Specifically the word "loose" here implies that this is not solid, restrained, or compacted "earth".
So the answer to
Digging a 10 ft hole in solid stone
Is clearly "no". Stone is not at all loose and would thus not fit the definition.
Jeremy Crawford has also agreed with this assessment with this clarification:
Think dirt, not stone.
On the flip side the answer to
Top soil of a recently plowed field
is clearly "yes". I can't imagine a better example of the idea of "loose earth" than recently tilled soil.
But there is where the clear answers end. All your other examples are going to vary based on how your DM interprets the phrase. How loose does earth need to be to be loose? Can it contain soil and small rocks? Clay?
Only your DM can answer these; the rules give no further guidance.

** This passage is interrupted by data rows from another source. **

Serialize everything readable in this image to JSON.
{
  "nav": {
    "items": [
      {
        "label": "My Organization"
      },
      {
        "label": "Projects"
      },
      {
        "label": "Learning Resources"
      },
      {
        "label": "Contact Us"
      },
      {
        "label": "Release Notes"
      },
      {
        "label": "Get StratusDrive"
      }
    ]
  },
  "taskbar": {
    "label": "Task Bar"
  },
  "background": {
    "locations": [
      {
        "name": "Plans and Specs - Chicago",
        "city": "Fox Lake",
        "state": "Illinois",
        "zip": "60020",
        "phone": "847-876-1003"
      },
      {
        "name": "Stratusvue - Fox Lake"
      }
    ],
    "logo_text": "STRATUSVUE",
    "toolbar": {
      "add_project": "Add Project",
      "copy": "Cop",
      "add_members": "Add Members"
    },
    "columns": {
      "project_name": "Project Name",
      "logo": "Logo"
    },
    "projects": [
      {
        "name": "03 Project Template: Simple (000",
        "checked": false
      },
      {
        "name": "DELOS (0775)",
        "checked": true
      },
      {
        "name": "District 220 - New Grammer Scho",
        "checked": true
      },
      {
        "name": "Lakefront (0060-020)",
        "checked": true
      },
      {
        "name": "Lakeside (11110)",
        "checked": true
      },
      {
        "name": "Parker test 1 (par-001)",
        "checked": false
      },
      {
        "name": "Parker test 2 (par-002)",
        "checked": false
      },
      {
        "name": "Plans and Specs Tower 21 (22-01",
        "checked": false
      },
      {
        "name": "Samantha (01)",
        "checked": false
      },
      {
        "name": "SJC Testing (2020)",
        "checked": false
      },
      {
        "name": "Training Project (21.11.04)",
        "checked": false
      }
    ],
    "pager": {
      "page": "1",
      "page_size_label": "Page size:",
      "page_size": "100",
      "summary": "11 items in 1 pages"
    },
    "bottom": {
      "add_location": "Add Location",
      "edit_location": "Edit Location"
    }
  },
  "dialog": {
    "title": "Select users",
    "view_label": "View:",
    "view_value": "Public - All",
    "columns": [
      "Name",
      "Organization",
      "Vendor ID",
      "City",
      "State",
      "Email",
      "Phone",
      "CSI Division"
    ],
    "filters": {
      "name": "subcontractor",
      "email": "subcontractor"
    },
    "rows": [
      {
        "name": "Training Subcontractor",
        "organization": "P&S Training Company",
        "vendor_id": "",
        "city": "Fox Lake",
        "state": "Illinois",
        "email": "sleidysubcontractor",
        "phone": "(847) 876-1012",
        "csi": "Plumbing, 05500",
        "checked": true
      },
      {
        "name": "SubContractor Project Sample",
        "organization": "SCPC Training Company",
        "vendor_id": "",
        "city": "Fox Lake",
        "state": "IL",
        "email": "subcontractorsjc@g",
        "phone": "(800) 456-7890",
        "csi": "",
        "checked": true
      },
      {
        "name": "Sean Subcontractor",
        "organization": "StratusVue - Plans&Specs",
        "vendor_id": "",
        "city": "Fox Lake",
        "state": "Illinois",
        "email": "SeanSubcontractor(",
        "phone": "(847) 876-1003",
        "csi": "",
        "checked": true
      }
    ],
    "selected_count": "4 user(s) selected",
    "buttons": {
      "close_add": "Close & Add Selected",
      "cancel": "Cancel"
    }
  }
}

Example: Foundation of a building
Since you are specifically interested in this use case I will address this directly (even though the answer is the same as the above).

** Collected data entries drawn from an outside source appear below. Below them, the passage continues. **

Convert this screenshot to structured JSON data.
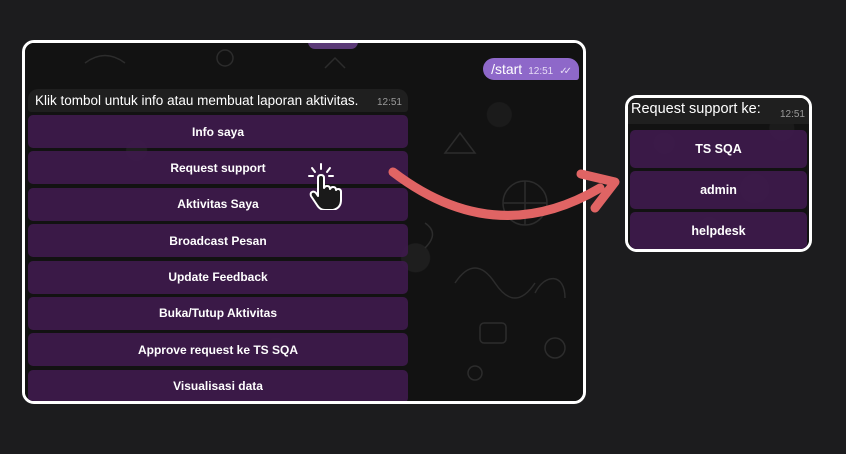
{
  "main_chat": {
    "outgoing": {
      "text": "/start",
      "time": "12:51",
      "status": "read"
    },
    "incoming": {
      "text": "Klik tombol untuk info atau membuat laporan aktivitas.",
      "time": "12:51"
    },
    "keyboard": [
      {
        "label": "Info saya"
      },
      {
        "label": "Request support"
      },
      {
        "label": "Aktivitas Saya"
      },
      {
        "label": "Broadcast Pesan"
      },
      {
        "label": "Update Feedback"
      },
      {
        "label": "Buka/Tutup Aktivitas"
      },
      {
        "label": "Approve request ke TS SQA"
      },
      {
        "label": "Visualisasi data"
      }
    ]
  },
  "support_chat": {
    "incoming": {
      "text": "Request support ke:",
      "time": "12:51"
    },
    "keyboard": [
      {
        "label": "TS SQA"
      },
      {
        "label": "admin"
      },
      {
        "label": "helpdesk"
      }
    ]
  },
  "colors": {
    "button_bg": "#401a4e",
    "outgoing_bubble": "#8e68c9",
    "incoming_bubble": "#1f1f1f",
    "arrow": "#e06464",
    "frame": "#ffffff"
  },
  "icons": [
    "tap-hand-icon",
    "double-check-icon",
    "curved-arrow-icon"
  ]
}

Digging a 10 ft hole under the foundation of a building
There are questions here that are dependent not only on DM interpretation, but the precise situation as well. What material is the building built on? Is it built on solid rock? Loam? Swamp? Is this a massive stone castle or a small wooden shed (which changes how "loose" the stuff under the building is)?
None of these questions are answered by the rules. They are thus left up to the DM.
This is one of the ways 5e is specifically designed. Instead of writing precise definitions to have to account for all the possibilities of using the spell they left it vague so the DM could decide on the most fun interpretation for their group.